Monday, April 23rd, 2007

HAL 1

Certainly, a large part of the allure of villainy – a large part of the reason that, on some quiet level, we want to be villains – is that villains have power. They have to; it is a definitive trait. An enemy who is easily thwarted by Our Heroes, whomever they may be, creates no real narrative tension, and can thus hardly really be called a ‘villain.’ Now, this power can take any of a hundred forms; devilish cleverness will do, as will simple possession of henchmen. Let us define ‘power,’ then, for our purposes, as ‘ability to affect one’s environment.’ Or, as Doctor Doom might put it, “The ability to impose one’s iron will upon lesser men, and upon the very nature of time and space itself!” Thanks, Doctor! And we all have that; villains just have more of it.
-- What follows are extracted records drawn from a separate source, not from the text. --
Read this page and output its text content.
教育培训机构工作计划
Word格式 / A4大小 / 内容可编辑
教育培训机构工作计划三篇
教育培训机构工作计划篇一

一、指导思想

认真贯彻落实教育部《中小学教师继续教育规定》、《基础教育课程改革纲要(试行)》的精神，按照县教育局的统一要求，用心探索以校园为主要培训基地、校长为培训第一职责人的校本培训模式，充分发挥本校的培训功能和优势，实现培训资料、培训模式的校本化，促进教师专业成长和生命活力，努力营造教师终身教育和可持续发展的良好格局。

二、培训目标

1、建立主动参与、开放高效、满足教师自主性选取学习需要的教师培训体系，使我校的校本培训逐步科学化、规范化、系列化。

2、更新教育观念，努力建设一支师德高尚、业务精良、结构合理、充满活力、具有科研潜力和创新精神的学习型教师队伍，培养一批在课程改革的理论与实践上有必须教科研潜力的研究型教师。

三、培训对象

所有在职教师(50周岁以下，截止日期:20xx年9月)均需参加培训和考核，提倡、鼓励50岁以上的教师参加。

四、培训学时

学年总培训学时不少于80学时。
By this definition, then, there are few great cinematic villains as powerful as the HAL 9000 computer, from 2001: A Space Odyssey. HAL does not merely affect his environment; he is his environment. They come right out and say it: There is, we are told, “not a single aspect of ship operations that’s not under his control.” And there are subtler means of communicating the fact. Dave Bowman asks him how he’s doing; “Everything’s running smoothly,” he replies, which is appropriate – he is everything. HAL appears as a circle, and the circle is a recurring theme throughout the Discovery (the ship that HAL runs). This circle motif also creates a suggestion of completeness; the circle is a symbol of the totality of existence, of the world, that recurs from culture to culture. And beyond the Discovery, beyond HAL, there is nothing, emptiness. The astronauts have the ship, and they have HAL, and they have nothing else – at least, not until HAL is overcome.